Geology, Palaeontology and Early Prairie Inhabitants

I will take a moment to introduce myself. My name is Joey Addesi and I am one of eight team members on the 2014 BIOBus crew. I am quite a simple guy really, I just love being outdoors and have a thing for animals and plants, I always have. It all started off in a fairly normal manner with little to worry about the boy who collected small and unfortunate creatures like spiders, beetles, frogs and toads and stuffed them into jam jars, tanks, buckets and ice-cream tubs. It is, after all, a healthy occupation for an eight-year-old. Driven by my natural curiosity with the world around me, I am working towards completing my B.Sc. degree in Ecology at the University of Guelph.

Our first round of hand collecting at the Rock Creek Trail.
Our first round of hand collecting at the Rock Creek Trail.

A long and tedious, yet rewarding, hike through the native grasslands of Rock Creek Trail today highlighted some of Grasslands National Park’s unique secrets. The geology and paleontology of Rock Creek Trail and surrounding area tell a story of fascinating land formations and fossils. The diverse landforms are windows into geological time. The East block is one of a handful of places around the world that reveals the Cretaceous-Tertiary Boundary, a thin, white, chalky layer in the soil, separating age of dinosaurs from mammals – evidence bearing witness to a world changing event. The revealing landscape of the Badlands led to the first recorded find of dinosaur remains in Western Canada in 1874. It is worth the trip to see the breathtaking badlands of the East Block and to discover the astonishing dinosaur bones exposed in the eroding layers of earth.
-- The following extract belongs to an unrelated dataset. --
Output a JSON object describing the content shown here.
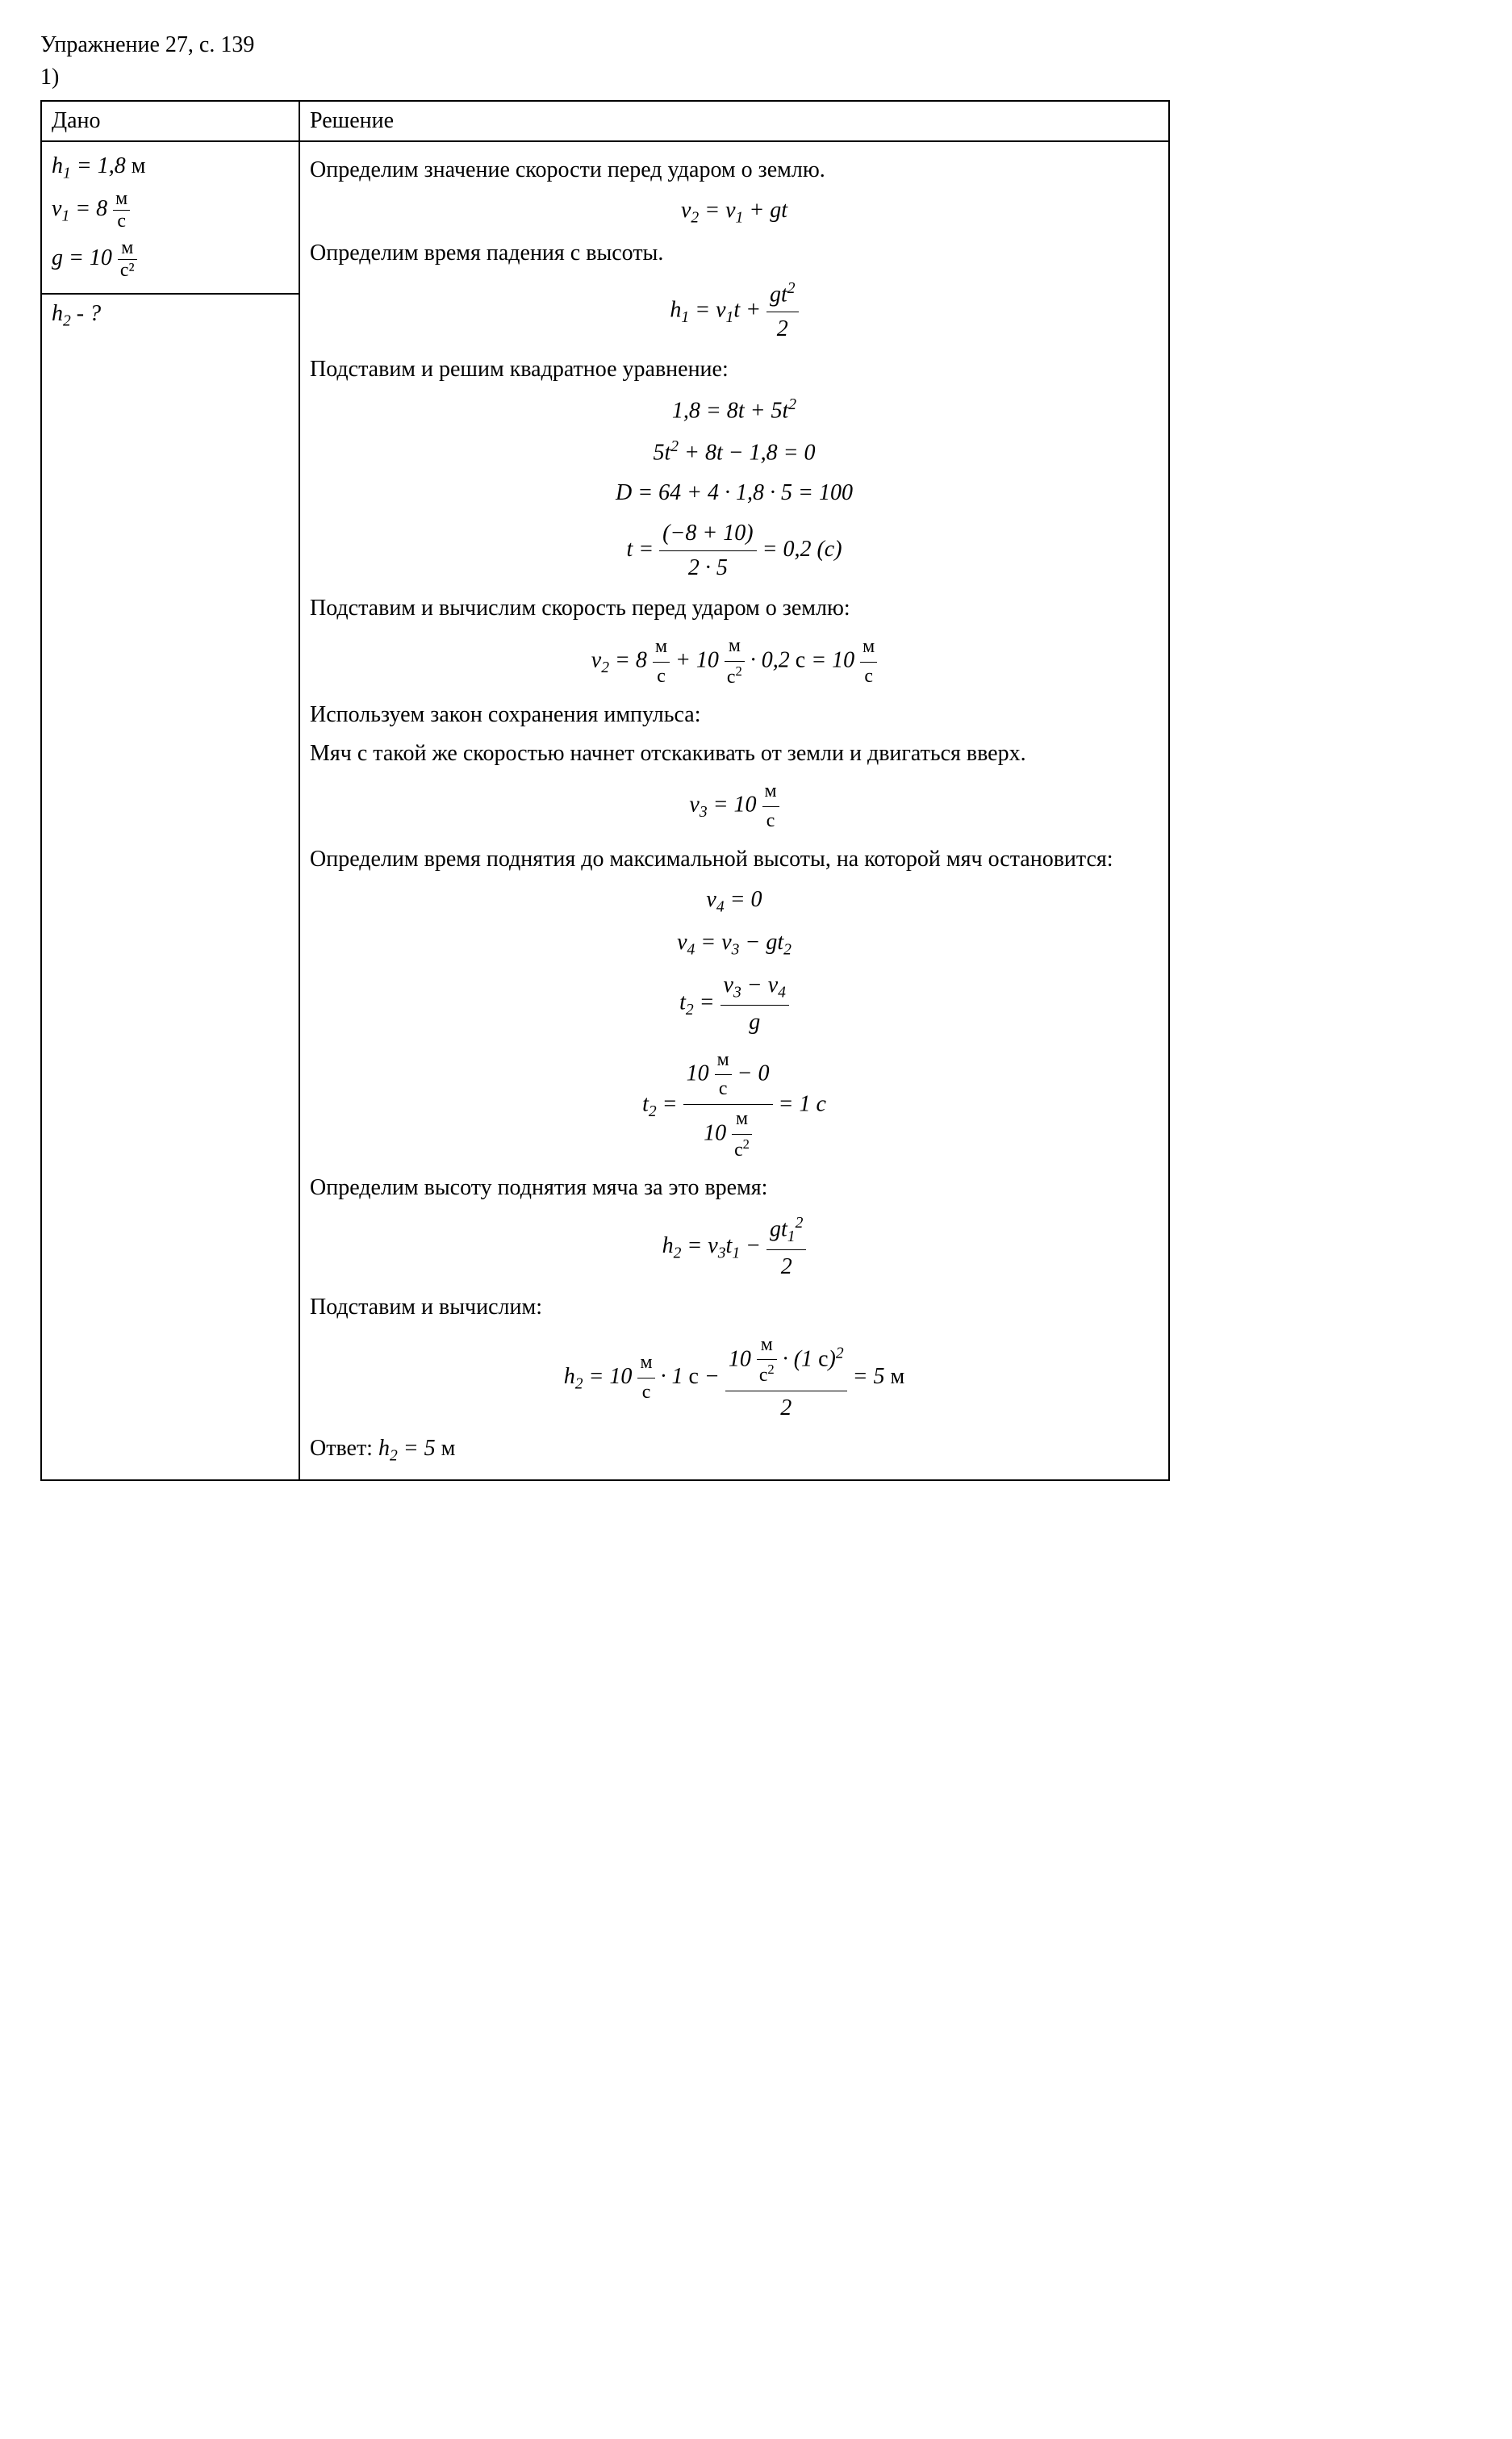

Apart from the breathtaking land formations and the richness of fossils of Rock Creek Trail, these prairies were the domain of native peoples who had linked their lives to the migrations of American bison. One after the other, they came – Gros Ventre, Assiniboine, Cree, Blackfoot and Sioux. They left behind Bison drive lanes, arrow heads, and tipi rings for you to see. The park has thousands of archaeological areas and is one of the largest concentrations of undisturbed pre-contact cultural resources in Canada. Rock Creek Trail shows you a 360′ view of native grasslands with many secrets not to miss!